Make no mistake: we can’t approve of sin, or say that it’s ok or not sinful. However, we can love the sinner, and the best way to love them is to pray for their conversion, that, in the end, they might be wheat, and not tares. One of the greatest acts of mercy that we can perform is to show others that God loves them and wants for them to be happy, but the key to that happiness won’t be found in sin. It can’t be. That is what we must hope and pray for: the conversion of sinners. We can never give up hope for their conversion, since only in the end will the fruit be revealed. Someone who seems to be a weed might, in the end, bear wheat.

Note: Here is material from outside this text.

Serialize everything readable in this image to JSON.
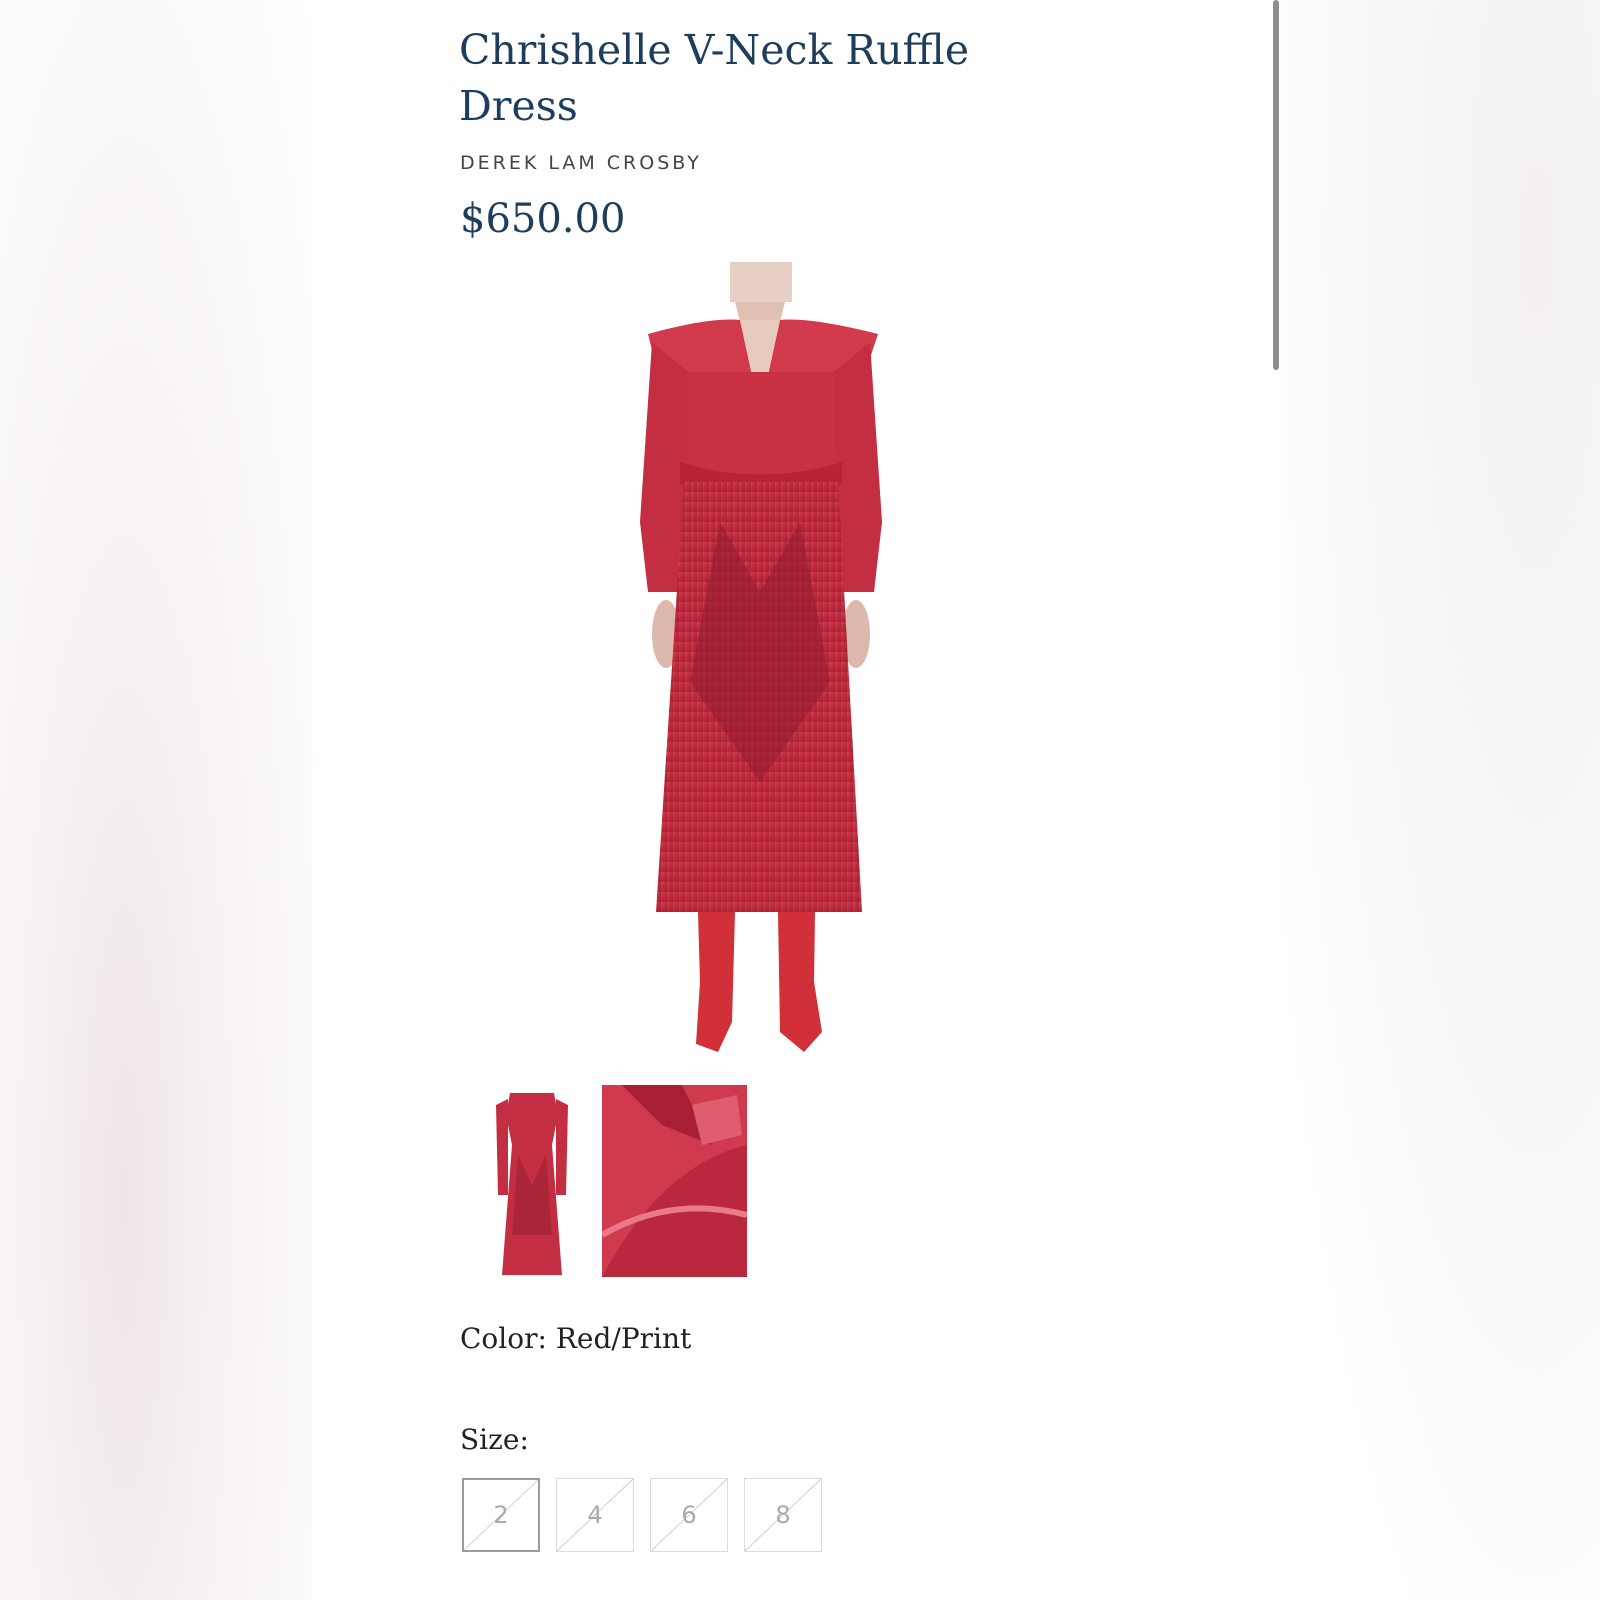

We know that God wants the conversion of everyone: “God our savior . . . wills everyone to be saved and to come to knowledge of the truth” (1 Tm 2:3-4). In his biography of Saint John Vianney, the Abbe Trochu recounts the following story of the saint. “A certain Abbe Guillaumet met a lady on a train who was in deep mourning and when he said that he was going to Ars she asked, ‘Monsieur l’Abbe, will you allow me to accompany you to Ars? I may as well go there, as elsewhere. . . .  I am travelling to distract my thoughts.’ When they reached the village, the priest led the lady to a place near the church and suddenly, [John Vianney] appeared. He stopped in front of the lady in black who, following the example of the crowd, had gone down on her knees. He bent over her and whispered into her ear: ‘He is saved!’ The woman was startled and M. Vianney repeated: ‘He is saved!’ A gesture of disbelief was the only reply of the stranger. Whereupon the saint, stressing each word, repeated, ‘I tell you he is saved. He is in Purgatory, and you must pray for him. Between the parapet of the bridge and the water he had time to make an act of contrition. Our Blessed Lady obtained that grace for him. Remember the shrine that you put up in your room during the month of May? Though your husband professed to have no religion, he sometimes joined in your prayers; this merited for him the grace of repentance and pardon at the last moment.’

The next day, the lady explained to Abbe Guillaumet that she had been in black despair because of the tragic death of her husband: ‘He was an unbeliever, and my one object in life was to bring him back to God. I did not get the time. He committed suicide by drowning himself. I could only think of him as lost. Oh! Were we never again to meet? Now you hear that the Cure d’Ars told me more than once: ‘He is saved!’ So I shall meet him again in heaven. Monsieur L’Abbe, I am cured!’”

Through the intercession of Mary, Mother of Faith, let us ask for the grace of conversion of sinners, and for the grace to be patient with them, and work towards becoming perfect ourselves, just as our heavenly Father is perfect, so that we can shine like the sun for all eternity in the kingdom of our Father.


[1] Or bastard wheat. Cf. Keener, 387.